Green Light for “Squid Game”

Niamh Cranny ‘23, Staff Reporter

*Spoiler Alert*

“Squid Game” is the newest crowd favorite series on Netflix, becoming the first ever South Korean show to reach number one in America. “Squid Game” is well deserved of its success because it brilliantly comments on social issues without seeming too obvious or blunt. 

While “Squid Game” is engrossing all throughout, I do have some favorite scenes. The red light green light scene in the episode “Red Light, Green Light” displays the game’s intention, and casts a dark tone early on. The creepy doll that sings red light green light adds to the offputting innocent theme of the show. It also gives away the characters true natures. Another one of my favorite scenes is when Sae-byeok and Ji-yeong are on their last round of playing marbles in the episode “Gganbu”. Sae-byeok has warmed up to Ji-yeong and does not want to see her die. I enjoyed how the characters opened up to one another, and it was particularly moving when Ji-yeong sacrificed herself for Sae-byeok. Ji-yeong’s death was one of the most impactful to me, and I think the scene was structured well enough to make her death so significant. Overall though, my favorite episode would be the 7th episode because it is maybe one of the most suspenseful viewings I have ever experienced. It is truly terrifying, and it makes the most impact on the audience.

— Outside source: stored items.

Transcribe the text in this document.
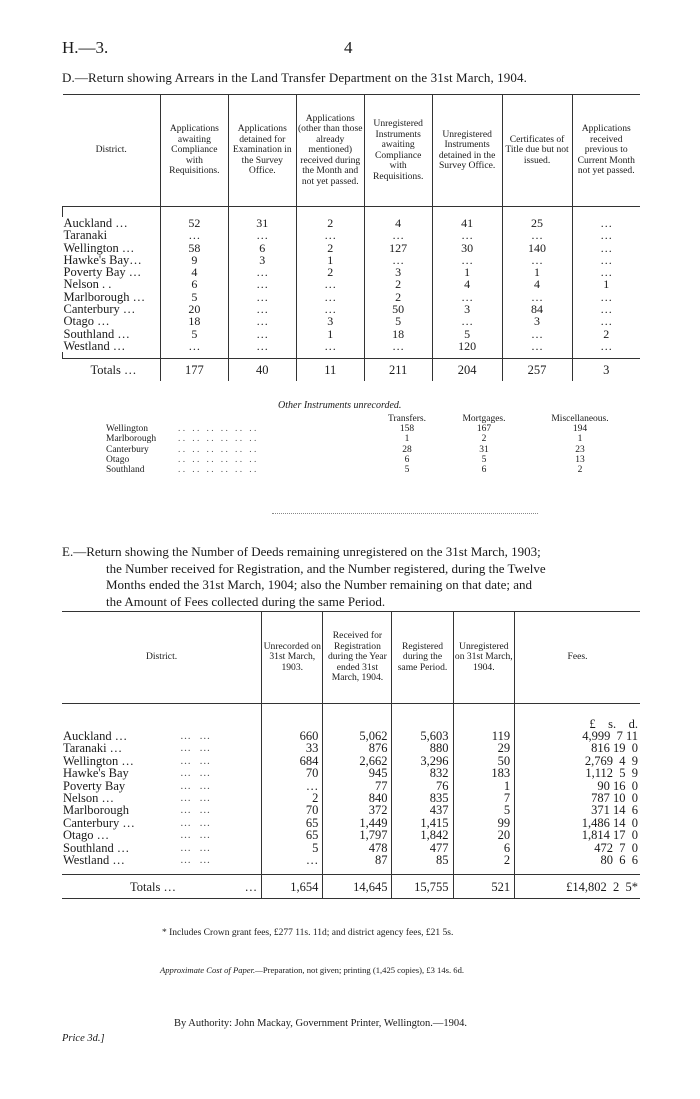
H.—3.	4
D.—Return showing Arrears in the Land Transfer Department on the 31st March, 1904.
District.	Applications awaiting Compliance with Requisitions.	Applications detained for Examination in the Survey Office.	Applications (other than those already mentioned) received during the Month and not yet passed.	Unregistered Instruments awaiting Compliance with Requisitions.	Unregistered Instruments detained in the Survey Office.	Certificates of Title due but not issued.	Applications received previous to Current Month not yet passed.

Auckland …	52	31	2	4	41	25	…
Taranaki	…	…	…	…	…	…	…
Wellington …	58	6	2	127	30	140	…
Hawke's Bay…	9	3	1	…	…	…	…
Poverty Bay …	4	…	2	3	1	1	…
Nelson . .	6	…	…	2	4	4	1
Marlborough …	5	…	…	2	…	…	…
Canterbury …	20	…	…	50	3	84	…
Otago …	18	…	3	5	…	3	…
Southland …	5	…	1	18	5	…	2
Westland …	…	…	…	…	120	…	…

Totals …	177	40	11	211	204	257	3
Other Instruments unrecorded.
		Transfers.	Mortgages.	Miscellaneous.
Wellington	. .   . .   . .   . .   . .   . .	158	167	194
Marlborough	. .   . .   . .   . .   . .   . .	1	2	1
Canterbury	. .   . .   . .   . .   . .   . .	28	31	23
Otago	. .   . .   . .   . .   . .   . .	6	5	13
Southland	. .   . .   . .   . .   . .   . .	5	6	2
E.—Return showing the Number of Deeds remaining unregistered on the 31st March, 1903;
the Number received for Registration, and the Number registered, during the Twelve
Months ended the 31st March, 1904; also the Number remaining on that date; and
the Amount of Fees collected during the same Period.
District.		Unrecorded on 31st March, 1903.	Received for Registration during the Year ended 31st March, 1904.	Registered during the same Period.	Unregistered on 31st March, 1904.	Fees.
						£    s.    d.
Auckland …	…   …	660	5,062	5,603	119	4,999  7 11
Taranaki …	…   …	33	876	880	29	816 19  0
Wellington …	…   …	684	2,662	3,296	50	2,769  4  9
Hawke's Bay	…   …	70	945	832	183	1,112  5  9
Poverty Bay	…   …	…	77	76	1	90 16  0
Nelson …	…   …	2	840	835	7	787 10  0
Marlborough	…   …	70	372	437	5	371 14  6
Canterbury …	…   …	65	1,449	1,415	99	1,486 14  0
Otago …	…   …	65	1,797	1,842	20	1,814 17  0
Southland …	…   …	5	478	477	6	472  7  0
Westland …	…   …	…	87	85	2	80  6  6

Totals …	…	1,654	14,645	15,755	521	£14,802  2  5*
* Includes Crown grant fees, £277 11s. 11d; and district agency fees, £21 5s.
Approximate Cost of Paper.—Preparation, not given; printing (1,425 copies), £3 14s. 6d.
By Authority: John Mackay, Government Printer, Wellington.—1904.
Price 3d.]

I think “Squid Game” effectively uses bold bright colors as a contrast to the dark activities in the game. The sets in “Squid Game” really play up the distorted childlike theme with these bright colors, and also childhood references. A classic example of this is the set for the honeycomb game in the episode “The Man with the Umbrella”. This setting, while seemingly innocent, was unsettling because of its large scale. It was off putting to see a massive swing set, especially when I knew of the massacre that was about to ensue. One of the best depictions of the contrast between the innocent set and the perilous nature of  “Squid Game” shown in this episode was when one player lost the game and was therefore fatally shot. We watch the player’s frightened face, and then see him slide down the gigantic slide. While he slides, the audience (along with the other players), notices the trail of gory blood following him all the way down the slide. I thought this was terrifying and I could feel the anxiousness of every player through the screen. The sets in “Squid Game” ensure that the audience never feels comfortable or safe, because they have this constant feeling that something is not quite right.

Finally, I think it is crucial that non-Korean speaking audiences should watch “Squid Game” with subtitles instead of dubbing. Not only does it allow you to connect with the characters more to hear their actual voice, but in “Squid Game’s” case, it also is a more accurate script. Key points about the characters, messages of the series, and  plot points are missed in the dubbing. I would recommend watching with subtitles because it gives a more authentic feeling of the show, and helps you better recognize the show’s intention.